An article in today’s (6/3/2015) Wall St. Journal perfectly describes what all the pressure on Greece’s Syriza-run government to further cut living standards is really all about. It focuses on what’s happening in Spain, another EU country. There had been a huge speculative boom in real estate in Spain, just like in the US, and around the same time. That boom inflated both the incomes and the expectations of millions of Spanish workers and middle class people, also like in the US and, also like here, the crash brought them back to Earth with a hard landing.
Now, the Spanish economy is “recovering”, with workers starting to go back to work, but at vastly reduced wages. (Sound familiar?) In other words, there is a slight uptick in investment because it’s more profitable to invest in Spain now, due to the lower wages. But this has its limits: As the Wall St. Journal explains about Spain’s next door neighbor, Portugal, “a slide in consumer spending has put a drag on Portugal’s recovery.” The same holds true for Spain as well as several other countries.
The liberals (“Keynesians”) say the solution is simple: Boost wages. But not so fast. The WSJ explains the basis for the (weak) recovery: “Spanish exporters are gaining market share within Europe and beyond. But the way they are doing so is by reducing their costs (that is, cutting wages) and selling for less.” In fact, in today’s global economy, all these countries have a long ways to go: “Other countries on the eurozone periphery are also struggling to sustain recoveries and overcome one of their biggest weaknesses—a competitive disadvantage against leaner economies.” In other words, they are competing with Turkey, Vietnam, China, you name it. The “solution” is to cut wages to the level of the workers in those countries. But that’s no solution whatsoever, since as the WSJ article explains, the wage cuts simply cut into demand, further dragging down the economy.
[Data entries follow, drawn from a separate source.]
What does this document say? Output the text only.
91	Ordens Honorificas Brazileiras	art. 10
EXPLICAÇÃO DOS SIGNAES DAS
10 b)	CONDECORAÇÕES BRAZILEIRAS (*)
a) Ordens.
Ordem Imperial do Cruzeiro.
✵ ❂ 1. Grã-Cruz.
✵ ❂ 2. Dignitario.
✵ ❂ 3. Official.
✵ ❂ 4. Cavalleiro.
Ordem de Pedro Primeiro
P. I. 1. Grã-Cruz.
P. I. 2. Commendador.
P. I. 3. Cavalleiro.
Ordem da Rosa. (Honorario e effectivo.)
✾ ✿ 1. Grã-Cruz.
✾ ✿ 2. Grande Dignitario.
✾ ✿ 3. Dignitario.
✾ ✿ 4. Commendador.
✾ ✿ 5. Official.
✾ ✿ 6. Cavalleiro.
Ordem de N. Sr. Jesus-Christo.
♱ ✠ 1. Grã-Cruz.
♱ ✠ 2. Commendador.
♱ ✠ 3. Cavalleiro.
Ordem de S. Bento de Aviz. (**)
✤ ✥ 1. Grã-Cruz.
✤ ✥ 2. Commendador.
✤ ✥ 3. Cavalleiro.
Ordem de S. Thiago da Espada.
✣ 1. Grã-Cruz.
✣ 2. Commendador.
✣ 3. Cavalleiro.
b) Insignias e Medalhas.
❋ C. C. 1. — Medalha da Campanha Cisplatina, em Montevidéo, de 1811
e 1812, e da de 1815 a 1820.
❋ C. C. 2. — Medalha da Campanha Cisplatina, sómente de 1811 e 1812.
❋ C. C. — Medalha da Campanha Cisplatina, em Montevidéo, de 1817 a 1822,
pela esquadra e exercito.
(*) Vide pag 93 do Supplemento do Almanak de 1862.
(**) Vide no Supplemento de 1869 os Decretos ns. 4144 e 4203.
Another aspect of the global competition is lowering the value of a country’s currency. Doing so cheapens the price of exports to other countries, but it also raises prices domestically. Equally important, just as with wage cuts, what amounts to currency wars is a never-ending downward spiral. What recovery that exists in the EU is partly driven by such a currency war. As the WSJ explains, “For selling beyond the eurozone, a now-cheaper euro provides help.” At least for as long as their competitors don’t cut their currencies value!
Greece & Syriza
All of this is very relevant to what’s happening in Greece. There, the Syriza government had come to power based on the promise of reversing the draconian cuts of recent years. They immediately came under pressure from European and international capital and at this point it seems they might be retreating. A major reason is their failure to really seek to mobilize both their own working class as well as the workers throughout the European Union and beyond. They have failed to explain that the more the Greek workers take cuts, the more the Germans, French and everybody else will come under the same pressure.
The Wall St. Journal article is proof of this.